We may be convinced of the value of developing awareness and learning more deeply to love, but that merely begs the question, how? The answer, in a way, is very simple. Although ultimately we aspire to become free and spontaneous and eternally creative, when we begin we are very largely creatures of habit: our work is to transform bad habits into good habits. Bad habits close us down, and down, and downwards unto death, good habits lead us gradually to the dance of life, to the transcendence of all habits and reactivity. We need to practice good habits until they become natural in the way that a dancer practices her movements until they too become natural.
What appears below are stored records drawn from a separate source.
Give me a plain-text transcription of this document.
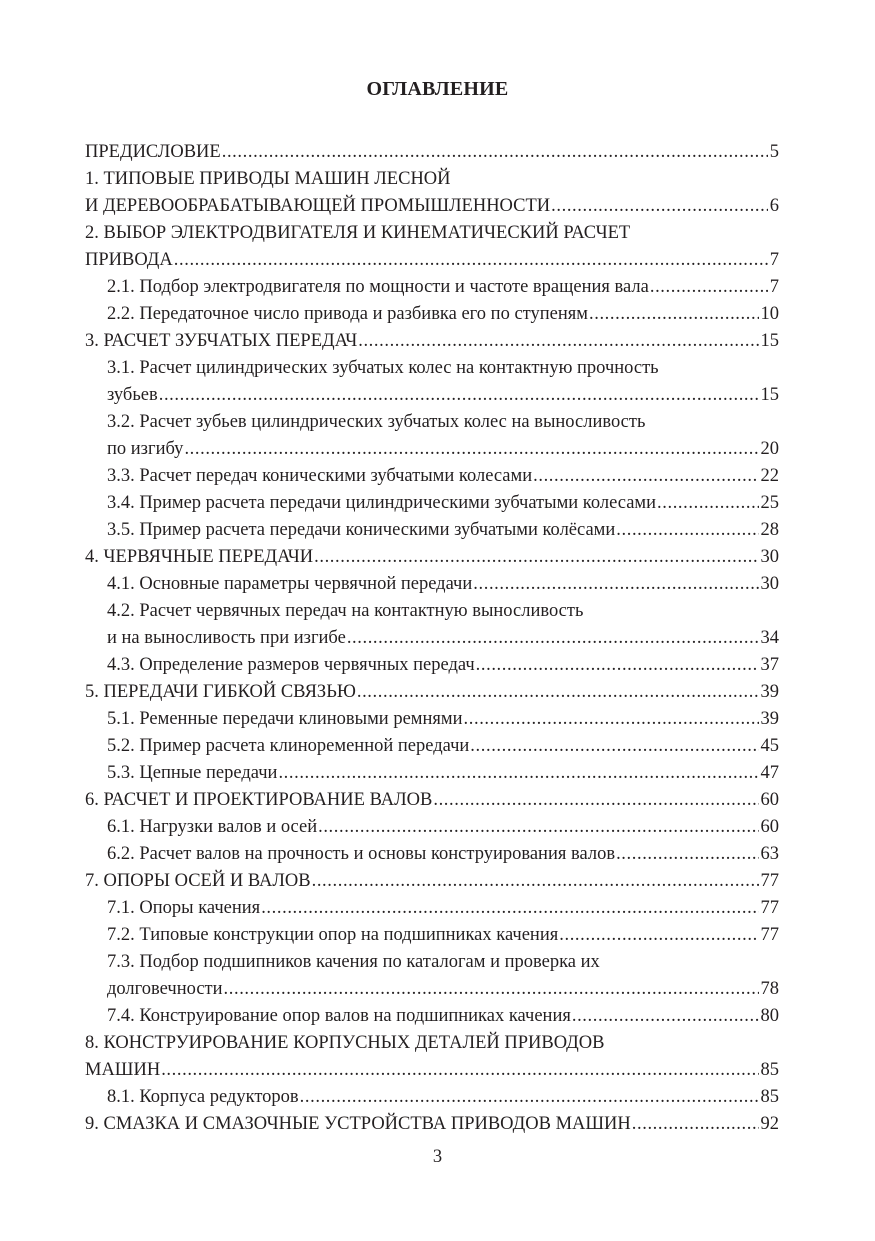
ОГЛАВЛЕНИЕ
ПРЕДИСЛОВИЕ .....	5
1. ТИПОВЫЕ ПРИВОДЫ МАШИН ЛЕСНОЙ
И ДЕРЕВООБРАБАТЫВАЮЩЕЙ ПРОМЫШЛЕННОСТИ .....	6
2. ВЫБОР ЭЛЕКТРОДВИГАТЕЛЯ И КИНЕМАТИЧЕСКИЙ РАСЧЕТ
ПРИВОДА .....	7
2.1. Подбор электродвигателя по мощности и частоте вращения вала .....	7
2.2. Передаточное число привода и разбивка его по ступеням .....	10
3. РАСЧЕТ ЗУБЧАТЫХ ПЕРЕДАЧ .....	15
3.1. Расчет цилиндрических зубчатых колес на контактную прочность
зубьев .....	15
3.2. Расчет зубьев цилиндрических зубчатых колес на выносливость
по изгибу .....	20
3.3. Расчет передач коническими зубчатыми колесами .....	22
3.4. Пример расчета передачи цилиндрическими зубчатыми колесами .....	25
3.5. Пример расчета передачи коническими зубчатыми колёсами .....	28
4. ЧЕРВЯЧНЫЕ ПЕРЕДАЧИ .....	30
4.1. Основные параметры червячной передачи .....	30
4.2. Расчет червячных передач на контактную выносливость
и на выносливость при изгибе .....	34
4.3. Определение размеров червячных передач .....	37
5. ПЕРЕДАЧИ ГИБКОЙ СВЯЗЬЮ .....	39
5.1. Ременные передачи клиновыми ремнями .....	39
5.2. Пример расчета клиноременной передачи .....	45
5.3. Цепные передачи .....	47
6. РАСЧЕТ И ПРОЕКТИРОВАНИЕ ВАЛОВ .....	60
6.1. Нагрузки валов и осей .....	60
6.2. Расчет валов на прочность и основы конструирования валов .....	63
7. ОПОРЫ ОСЕЙ И ВАЛОВ .....	77
7.1. Опоры качения .....	77
7.2. Типовые конструкции опор на подшипниках качения .....	77
7.3. Подбор подшипников качения по каталогам и проверка их
долговечности .....	78
7.4. Конструирование опор валов на подшипниках качения .....	80
8. КОНСТРУИРОВАНИЕ КОРПУСНЫХ ДЕТАЛЕЙ ПРИВОДОВ
МАШИН .....	85
8.1. Корпуса редукторов .....	85
9. СМАЗКА И СМАЗОЧНЫЕ УСТРОЙСТВА ПРИВОДОВ МАШИН .....	92
3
Often we speak of meditation practice simply as 'practice' and of the 'practice of ethics'. We behave as if we were Enlightened and we are led towards Enlightenment. So we can work in every area of life, practicing awareness, generosity, patience, kindly speech, and all good qualities, adding if we wish times for special, more intensive practices such as meditation, and gradually we will develop the habits of awareness, generosity, patience and the rest. This may not sound glamorous but it works. We may hunger for the most exotic, highest teachings, but this may be simple laziness on our parts. "Learn to do good; cease to do evil; and purify the heart" said the sage Bodhidharma to the Emperor of China, to his dismay. "Is that your highest teaching - a child of three could understand that!", he cried. "Yes - but an old man of eighty cannot practice it", came the reply. There are no higher teachings, only deeper understandings. Once we have mastered awareness and the art of love, then we may move on, using our awareness to reflect on our experience so deeply that we penetrate the fabric of Reality itself.

Work as play

As we grow in awareness and love, as we are able to see more and more clearly that we ourselves are ever-changing, along with the rest of the world, the burden of our sense of self begins to lift and our whole habit of distinction between 'self' and 'other' begins to dissolve. We no longer care so passionately who gets what, because all is ours, we no longer distinguish so rigidly between work and play, since all our activity is meaningful and satisfying and freely chosen. We cannot be overwhelmed by problems, since who is there to overwhelm? Our energy is integrated and free, we are able to give, knowing that there is in reality no giver, no gift, and noone to give to. The paradox of Self and Other, the ultimate paradox, has been transcended, and we are free at last.